You might check the watch a few more times throughout the day, but you always take phone calls on your phone because speaking into your wrist makes you look a bit like an idiot, and no one wants to listen to your conversation in public, regardless of how Dick Tracy-esque you fancy yourself. Plus, when Samsung’s watch did it, you criticised it back then, so why conform now?

And so you use your watch as a watch, and you occasionally deal with notifications and what not, and the occasional app checking, but it’s a watch that notifies you of important things, not just the importance of the time.

In that scenario, you’ll find a full day of life on the Watch is easy to deal with, and depending on how light your usage is, depending on how watch-like your experience is, you might even get two days, switching the power saving mode halfway through the second day. That was us, and by midday the second day, we had a little under 30% left, allowing us to go into power saving and keep the phone going until we found a charger.

Overall, a maximum of two days isn’t bad with the Apple Watch, especially since most smartwatches struggle to offer more than a day. In comparison, this is a fine result against the LG G Watch R, which we can keep going for two days until it needs to be charged, with a similar effort found on the Sony SmartWatch 3.

Battery life on the second model: a day and half, eating into two days depending on how much you use the screen.
Battery life on the second model: a day and half, eating into two days depending on how much you use the screen.

But where most people will deal with the issue of battery life will be those coming from the idea that a watch should last days, weeks, months, and years before a battery needs to be replaced.

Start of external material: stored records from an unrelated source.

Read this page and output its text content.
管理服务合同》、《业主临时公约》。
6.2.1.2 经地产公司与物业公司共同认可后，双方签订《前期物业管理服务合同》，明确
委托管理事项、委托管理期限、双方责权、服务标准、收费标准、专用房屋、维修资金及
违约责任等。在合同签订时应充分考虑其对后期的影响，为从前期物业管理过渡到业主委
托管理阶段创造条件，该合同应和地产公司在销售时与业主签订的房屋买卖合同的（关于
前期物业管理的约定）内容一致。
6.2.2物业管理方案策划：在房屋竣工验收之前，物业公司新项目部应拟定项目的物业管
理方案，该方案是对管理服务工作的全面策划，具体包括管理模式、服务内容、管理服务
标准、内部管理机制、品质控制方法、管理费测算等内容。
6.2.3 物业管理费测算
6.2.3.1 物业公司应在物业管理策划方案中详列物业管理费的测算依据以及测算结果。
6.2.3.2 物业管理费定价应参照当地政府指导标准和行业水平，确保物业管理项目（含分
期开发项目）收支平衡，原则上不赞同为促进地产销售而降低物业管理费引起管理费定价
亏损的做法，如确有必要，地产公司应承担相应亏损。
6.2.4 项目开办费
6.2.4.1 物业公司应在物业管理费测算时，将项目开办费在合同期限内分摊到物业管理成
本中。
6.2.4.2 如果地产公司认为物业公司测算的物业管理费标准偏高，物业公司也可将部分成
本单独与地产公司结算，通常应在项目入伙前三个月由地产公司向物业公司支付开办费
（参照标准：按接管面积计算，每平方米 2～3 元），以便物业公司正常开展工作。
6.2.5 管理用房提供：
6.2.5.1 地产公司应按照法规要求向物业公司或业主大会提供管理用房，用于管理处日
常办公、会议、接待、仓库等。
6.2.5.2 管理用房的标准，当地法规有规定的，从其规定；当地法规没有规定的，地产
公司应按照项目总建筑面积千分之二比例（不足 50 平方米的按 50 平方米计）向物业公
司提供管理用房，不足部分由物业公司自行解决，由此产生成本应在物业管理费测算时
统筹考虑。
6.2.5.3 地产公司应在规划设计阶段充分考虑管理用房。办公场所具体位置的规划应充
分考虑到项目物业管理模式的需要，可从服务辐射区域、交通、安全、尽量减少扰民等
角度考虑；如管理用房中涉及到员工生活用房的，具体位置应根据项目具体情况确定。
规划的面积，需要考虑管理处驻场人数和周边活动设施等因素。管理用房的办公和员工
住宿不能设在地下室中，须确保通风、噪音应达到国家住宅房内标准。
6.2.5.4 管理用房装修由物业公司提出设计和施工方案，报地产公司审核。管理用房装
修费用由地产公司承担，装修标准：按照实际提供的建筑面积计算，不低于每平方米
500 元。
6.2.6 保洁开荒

That’s typical with a conventional watch, mechanical or digital, and comes from there being no smarts, no wireless connectivity talking to a phone or computer, no operating system, no full colour display, no multimedia playback, and no vibration engine. These parts are all bigger and hard to throw into a small and slim-line watch without the battery suffering, which some might call a day or two of life max.

That being said, Apple’s one to two days is acceptable, especially given what else is out there right now, what it competes against, because this isn’t supposed to compete against the long-lasting battery life of your Skagen or Rolex or Casio or Timex.

This is different. It’s a smartwatch, not just a watch.